Il mercato del ride hailing ha gli occhi puntati su Singapore. Grab, definita la Uber del sud-est asiatico, incasserà un investimento di un miliardo di dollari da parte di Toyota. Una cifra di assoluto rispetto, che permetterà al colosso giapponese dell’auto di ottenere anche un posto nel consiglio di amministrazione di Grab. Il denaro servirà all’azienda per sviluppare ulteriormente i progetti sui veicoli connessi e altri servizi, come Grabfood e Grab Pay. La società asiatica è al momento presente in 217 città del continente, in otto Paesi, fra cui Indonesia, Thailandia e Vietnam. La base utenti supera i cento milioni e il fatturato del 2017 è ammontato a un miliardo di dollari. Con l’investimento di Toyota, il più consistente mai effettuato da una casa automobilistica in una società di ride sharing, Grab viene ora valutata in circa dieci miliardi.
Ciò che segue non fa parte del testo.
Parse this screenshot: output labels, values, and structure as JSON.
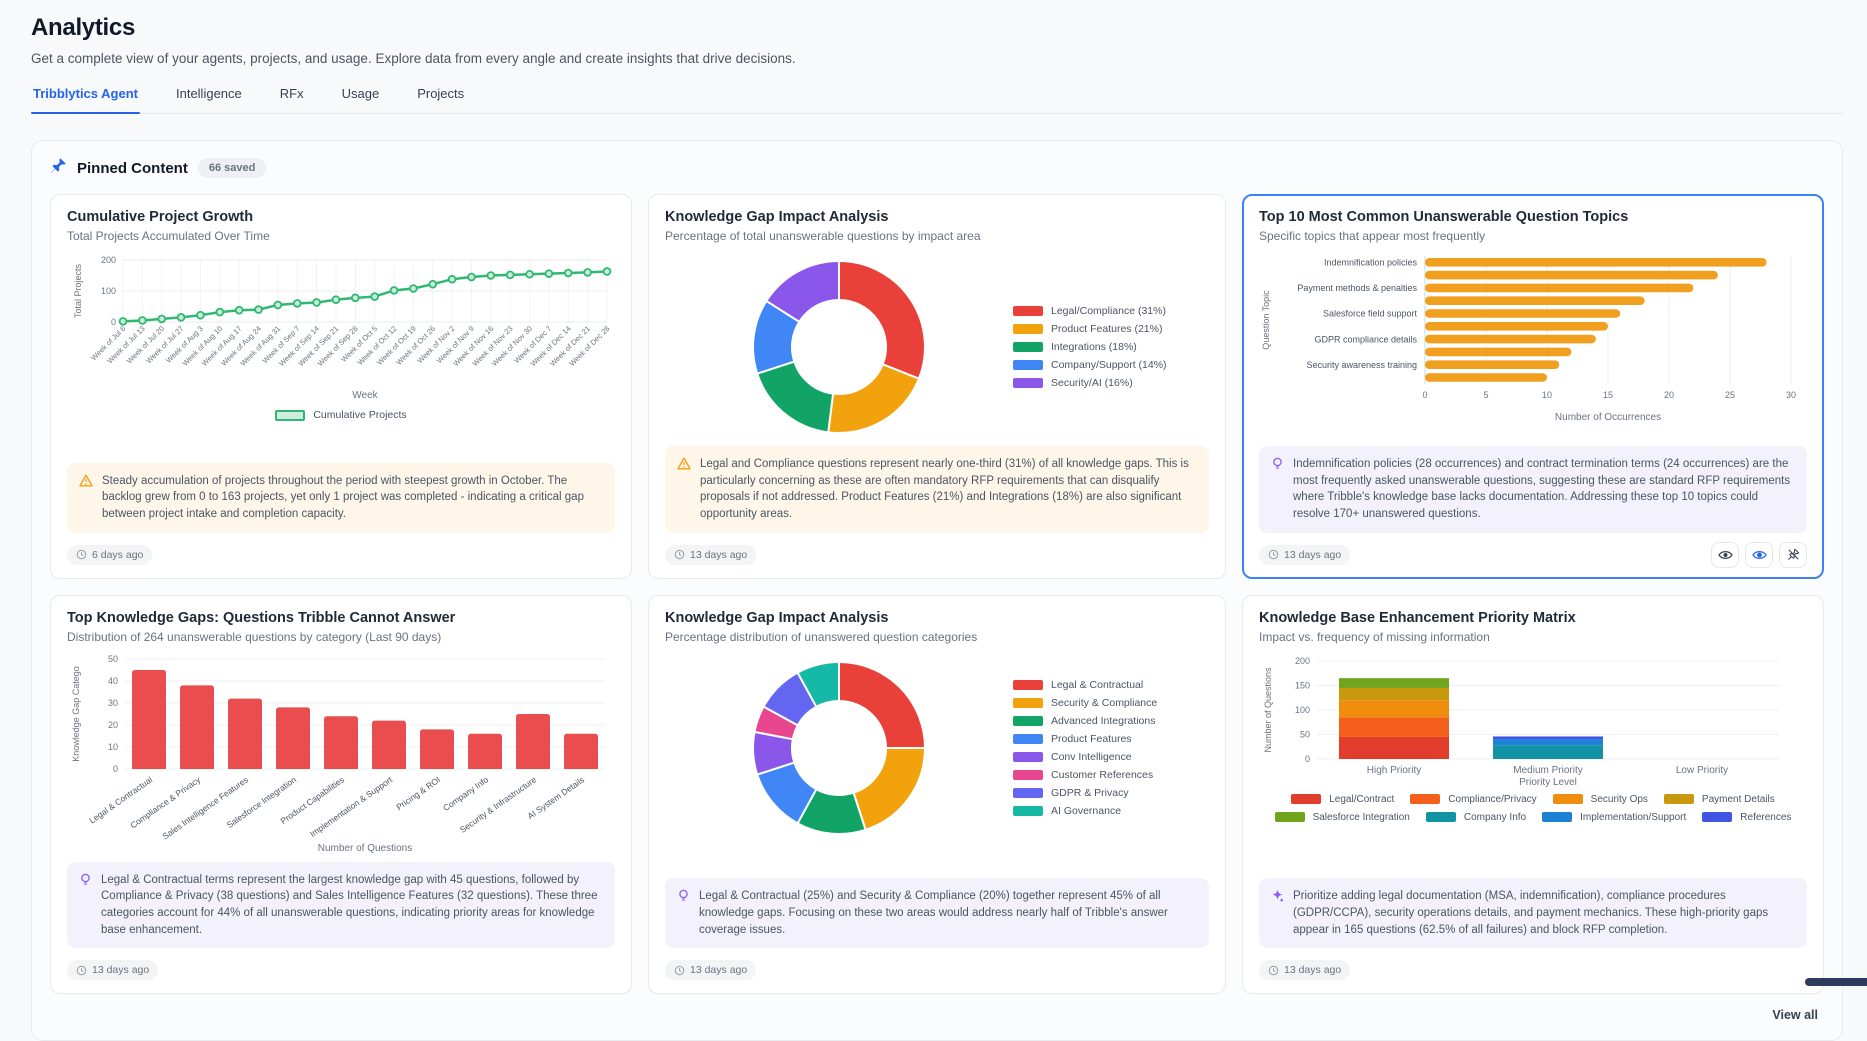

La compagnia del presidente Ming Maa si sta distinguendo per un fervente attivismo sul mercato. A marzo Uber ha deciso di cederle le proprie attività nel sud-est asiatico, guadagnando in cambio una quota di minoranza nell’azienda. Una fetta comunque corposa, che si aggirerebbe tra il 25 e il 30 per cento. L’accordo al momento è però bloccato dai regolatori di diversi Paesi, preoccupati dallo strapotere che la compagnia potrebbe ottenere dal deal.

Il mercato del sud-est asiatico, popolato da circa 650 milioni di persone, si è dimostrato particolarmente ricettivo sul fronte dei servizi di mobilità 2.0. Megalopoli come Manila, Singapore e Bangkok, perennemente congestionate da un traffico infernale, sono terreno fertile per le startup che provano a rivoluzionare il settore dei trasporti. Uno dei principali “rivali” di Grab è l’indonesiana Go-Jek, già valutata in 4,5 miliardi di dollari e finanziata tra gli altri da Google e Tencent. L’uscita di Uber dall’area consentirà alla società di espandersi anche in Vietnam, Thailandia, Singapore e Filippine.